But, in a dramatic U-turn, the scientific evidence has suggested the opposite can also be true.
A global study has found that, contrary to past belief, low-salt diets may not be beneficial.
Rather, they can increase the risk of cardiovascular disease and death, compared with average salt consumption.
The study, published in the reputable Lancet journal, has garnered strong reaction, with one expert declaring his 'disbelief', while others are critical of the study's methods, and calling its findings into question.
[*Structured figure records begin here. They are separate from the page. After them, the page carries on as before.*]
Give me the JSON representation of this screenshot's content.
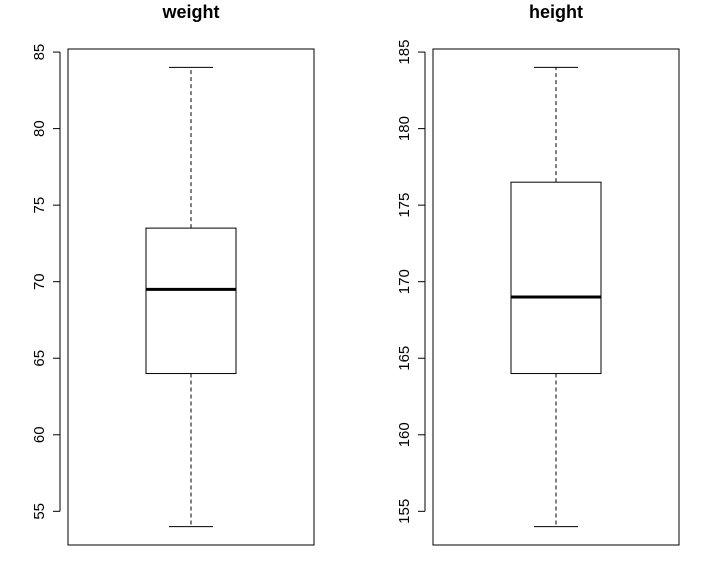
{
  "chart_data": [
    {
      "type": "box",
      "title": "weight",
      "xlabel": "",
      "ylabel": "",
      "ylim": [
        52.8,
        85.2
      ],
      "yticks": [
        55,
        60,
        65,
        70,
        75,
        80,
        85
      ],
      "grid": false,
      "stats": {
        "min": 54,
        "q1": 64,
        "median": 69.5,
        "q3": 73.5,
        "max": 84
      }
    },
    {
      "type": "box",
      "title": "height",
      "xlabel": "",
      "ylabel": "",
      "ylim": [
        152.8,
        185.2
      ],
      "yticks": [
        155,
        160,
        165,
        170,
        175,
        180,
        185
      ],
      "grid": false,
      "stats": {
        "min": 154,
        "q1": 164,
        "median": 169,
        "q3": 176.5,
        "max": 184
      }
    }
  ]
}
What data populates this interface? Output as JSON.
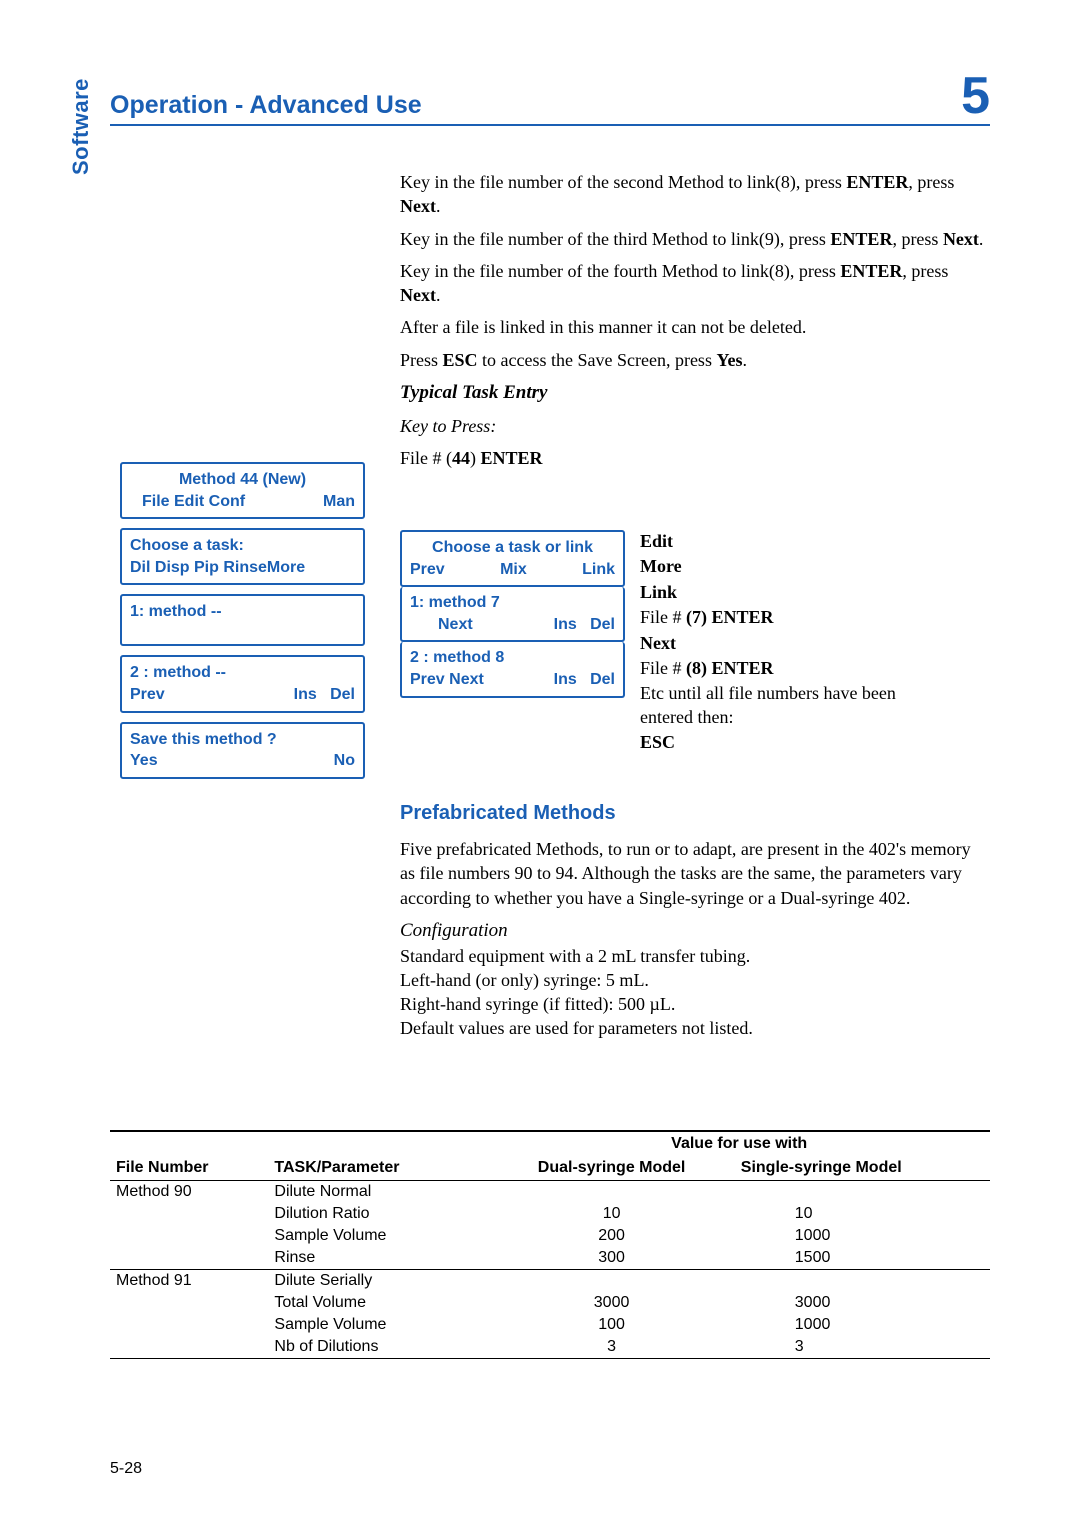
{
  "header": {
    "title": "Operation - Advanced Use",
    "chapter": "5"
  },
  "sidetab": "Software",
  "body": {
    "p1a": "Key in the file number of the second Method to link(8), press ",
    "p1b": "ENTER",
    "p1c": ", press ",
    "p1d": "Next",
    "p1e": ".",
    "p2a": "Key in the file number of the third Method to link(9), press ",
    "p3a": "Key in the file number of the fourth Method to link(8), press ",
    "p4": "After a file is linked in this manner it can not be deleted.",
    "p5a": "Press ",
    "p5b": "ESC",
    "p5c": " to access the Save Screen, press ",
    "p5d": "Yes",
    "p5e": ".",
    "h1": "Typical Task Entry",
    "h2": "Key to Press:",
    "p6a": "File # (",
    "p6b": "44",
    "p6c": ") ",
    "p6d": "ENTER"
  },
  "lcd_left": {
    "b1l1": "Method 44 (New)",
    "b1l2a": "File Edit Conf",
    "b1l2b": "Man",
    "b2l1": "Choose a task:",
    "b2l2": "Dil Disp Pip RinseMore",
    "b3l1": "1: method  --",
    "b4l1": "2 : method  --",
    "b4l2a": "Prev",
    "b4l2b": "Ins",
    "b4l2c": "Del",
    "b5l1": "Save this method ?",
    "b5l2a": "Yes",
    "b5l2b": "No"
  },
  "lcd_right": {
    "b1l1": "Choose a task or link",
    "b1l2a": "Prev",
    "b1l2b": "Mix",
    "b1l2c": "Link",
    "b2l1": "1: method   7",
    "b2l2a": "Next",
    "b2l2b": "Ins",
    "b2l2c": "Del",
    "b3l1": "2 : method   8",
    "b3l2a": "Prev Next",
    "b3l2b": "Ins",
    "b3l2c": "Del"
  },
  "keys": {
    "k1": "Edit",
    "k2": "More",
    "k3": "Link",
    "k4a": "File # ",
    "k4b": "(7) ENTER",
    "k5": "Next",
    "k6a": "File # ",
    "k6b": "(8) ENTER",
    "k7": "Etc until all file numbers have been entered then:",
    "k8": "ESC"
  },
  "lower": {
    "h": "Prefabricated Methods",
    "p1": "Five prefabricated Methods, to run or to adapt, are present in the 402's memory as file numbers 90 to 94. Although the tasks are the same, the parameters vary according to whether you have a Single-syringe or a Dual-syringe 402.",
    "h2": "Configuration",
    "p2": "Standard equipment with a 2 mL transfer tubing.",
    "p3": "Left-hand (or only) syringe: 5 mL.",
    "p4": "Right-hand syringe (if fitted): 500 µL.",
    "p5": "Default values are used for parameters not listed."
  },
  "table": {
    "suphead": "Value for use with",
    "h1": "File Number",
    "h2": "TASK/Parameter",
    "h3": "Dual-syringe Model",
    "h4": "Single-syringe Model",
    "rows": [
      {
        "fn": "Method 90",
        "tp": "Dilute Normal",
        "d": "",
        "s": ""
      },
      {
        "fn": "",
        "tp": "Dilution Ratio",
        "d": "10",
        "s": "10"
      },
      {
        "fn": "",
        "tp": "Sample Volume",
        "d": "200",
        "s": "1000"
      },
      {
        "fn": "",
        "tp": "Rinse",
        "d": "300",
        "s": "1500"
      },
      {
        "fn": "Method 91",
        "tp": "Dilute Serially",
        "d": "",
        "s": ""
      },
      {
        "fn": "",
        "tp": "Total Volume",
        "d": "3000",
        "s": "3000"
      },
      {
        "fn": "",
        "tp": "Sample Volume",
        "d": "100",
        "s": "1000"
      },
      {
        "fn": "",
        "tp": "Nb of Dilutions",
        "d": "3",
        "s": "3"
      }
    ]
  },
  "pagenum": "5-28"
}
The research was carried out by investigators at McMaster University and Hamilton Health Sciences.
They analyzed more than 130,000 people across 49 countries, focusing on whether the relationship between sodium (salt) intake and death, heart disease and stroke differs in people with high blood pressure compared to those with normal blood pressure.
Their findings showed that regardless of whether people have high blood pressure, low-salt intake is linked to a greater incidence of heart attacks, stroke, and deaths compared to average intake.
Dr Andrew Mente, lead author, and associate professor of clinical epidemiology and biostatistics at McMaster's Michael G. DeGroote School of Medicine, hailed the findings 'extremely important' for those suffering high blood pressure.
He said: 'While our data highlights the importance of reducing high salt intake in people with hypertension (high blood pressure), it does not support reducing salt intake to low levels.